BEDEDANCE BAGEL surpasses Gueini-2-EXP in photo editing
GitHub menu page It sheds more light on the BYTEDANCE bread model, including its weights and data groups. However, the company did not provide details about post -training operations, or the structure of the form. It is currently available in the permissible APache 2.0 license, which allows both academic and commercial use.
BAGEL is a multimedia AI model that accepts both text and images as inputs. An open source VLM is characterized by a total of 14 billion teachers, of which seven billion are still active simultaneously. Bytedance claims that the model has been trained on multimedia data on a large scale.
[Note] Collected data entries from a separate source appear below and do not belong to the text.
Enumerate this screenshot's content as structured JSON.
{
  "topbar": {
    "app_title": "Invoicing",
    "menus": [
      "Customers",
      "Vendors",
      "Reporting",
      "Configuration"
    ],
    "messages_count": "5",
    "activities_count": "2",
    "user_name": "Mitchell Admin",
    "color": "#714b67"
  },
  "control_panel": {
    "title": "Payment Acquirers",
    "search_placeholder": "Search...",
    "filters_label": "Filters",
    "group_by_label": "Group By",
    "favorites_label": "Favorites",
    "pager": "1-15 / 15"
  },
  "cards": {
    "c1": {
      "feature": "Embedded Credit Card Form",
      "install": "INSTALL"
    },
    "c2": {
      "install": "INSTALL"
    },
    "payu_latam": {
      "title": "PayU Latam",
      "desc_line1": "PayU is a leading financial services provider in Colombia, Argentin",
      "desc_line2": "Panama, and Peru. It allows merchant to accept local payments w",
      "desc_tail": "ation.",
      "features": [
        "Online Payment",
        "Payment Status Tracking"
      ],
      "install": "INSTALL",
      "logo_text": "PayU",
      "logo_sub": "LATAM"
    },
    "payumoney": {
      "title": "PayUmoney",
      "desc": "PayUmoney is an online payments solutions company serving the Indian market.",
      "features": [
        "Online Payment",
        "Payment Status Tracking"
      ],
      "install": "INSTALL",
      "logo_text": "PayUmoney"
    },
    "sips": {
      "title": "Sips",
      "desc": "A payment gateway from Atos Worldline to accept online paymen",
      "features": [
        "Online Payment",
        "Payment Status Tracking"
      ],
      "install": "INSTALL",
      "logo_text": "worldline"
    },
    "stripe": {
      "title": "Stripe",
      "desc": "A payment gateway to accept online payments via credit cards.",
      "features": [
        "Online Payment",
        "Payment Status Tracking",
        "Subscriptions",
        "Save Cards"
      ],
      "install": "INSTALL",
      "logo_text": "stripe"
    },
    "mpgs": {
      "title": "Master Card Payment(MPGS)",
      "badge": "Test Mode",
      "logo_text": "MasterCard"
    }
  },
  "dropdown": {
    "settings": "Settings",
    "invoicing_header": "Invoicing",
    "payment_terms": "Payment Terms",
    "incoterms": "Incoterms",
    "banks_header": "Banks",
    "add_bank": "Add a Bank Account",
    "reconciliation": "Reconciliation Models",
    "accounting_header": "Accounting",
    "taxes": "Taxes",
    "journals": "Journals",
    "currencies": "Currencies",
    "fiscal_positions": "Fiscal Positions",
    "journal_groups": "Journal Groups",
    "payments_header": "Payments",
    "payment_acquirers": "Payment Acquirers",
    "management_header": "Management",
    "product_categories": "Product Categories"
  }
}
This means that different types of data, such as text and pictures, were combined while feeding the artificial intelligence system. As a result, learn the model from both methods jointly, instead of separately.
This method allows the basic models to gain the context between different methods. For example, if BAGEL is fed the photos and illustrations together, it would be better to understand what the text represents exactly in the optical medium. This would lead to more product efficiency, according to the company.
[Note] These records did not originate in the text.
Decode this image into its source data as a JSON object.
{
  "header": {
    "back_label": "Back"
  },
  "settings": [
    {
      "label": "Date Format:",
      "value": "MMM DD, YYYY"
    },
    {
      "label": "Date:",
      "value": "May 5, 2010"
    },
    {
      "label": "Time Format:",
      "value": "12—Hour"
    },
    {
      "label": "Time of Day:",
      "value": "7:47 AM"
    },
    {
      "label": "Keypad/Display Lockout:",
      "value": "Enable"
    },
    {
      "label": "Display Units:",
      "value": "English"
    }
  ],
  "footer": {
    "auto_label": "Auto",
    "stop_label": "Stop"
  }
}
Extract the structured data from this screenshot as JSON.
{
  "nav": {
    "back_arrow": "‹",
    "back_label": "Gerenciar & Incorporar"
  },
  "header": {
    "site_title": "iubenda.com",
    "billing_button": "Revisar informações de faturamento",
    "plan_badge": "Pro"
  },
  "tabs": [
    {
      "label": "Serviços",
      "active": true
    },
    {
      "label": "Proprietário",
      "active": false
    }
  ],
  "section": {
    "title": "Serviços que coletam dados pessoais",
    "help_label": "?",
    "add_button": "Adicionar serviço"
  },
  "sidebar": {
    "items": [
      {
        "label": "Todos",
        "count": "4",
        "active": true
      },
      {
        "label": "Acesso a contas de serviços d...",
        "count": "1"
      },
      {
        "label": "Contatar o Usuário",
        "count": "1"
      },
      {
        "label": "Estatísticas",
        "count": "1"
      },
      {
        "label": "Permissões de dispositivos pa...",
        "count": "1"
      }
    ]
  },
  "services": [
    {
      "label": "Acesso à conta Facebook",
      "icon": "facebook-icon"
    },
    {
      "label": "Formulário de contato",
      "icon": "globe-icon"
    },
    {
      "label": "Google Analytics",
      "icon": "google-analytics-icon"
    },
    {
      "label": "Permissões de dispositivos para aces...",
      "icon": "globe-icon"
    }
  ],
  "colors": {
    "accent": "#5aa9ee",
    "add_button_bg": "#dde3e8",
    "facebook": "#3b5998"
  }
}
Bytedance also claims that the artificial intelligence model offers better photo editing capabilities compared to open source VLMS. It can perform complex tasks such as adding passion to an image, removing, replacing it or adding items, and moving the pattern, as well as making free adjustments. The company claims that with this ability, Bagel is able to provide much higher production during the global model.
The global model refers to the internal understanding of the artificial intelligence system for how the real world visually works. This will include the relationship between different things, material context, and the effect of material factors such as light, wind, rain and gravity.
Based on the internal test, Bytedance claims that Bagel was able to outperform the QWEN2.5-VL-7B, a similar model, in understanding the images. It is also said to record higher in the Standards of Janus-PRO-7B and Flux-1-Dee. In addition, it is also said to overcome the Gemini-2-EXP on the gun seats for photo editing.
Those who want to try the artificial intelligence model without operating it locally to go to the embrace of the embrace, where it created the cloud -based preteedance Interface To test photo, obstetric and editing.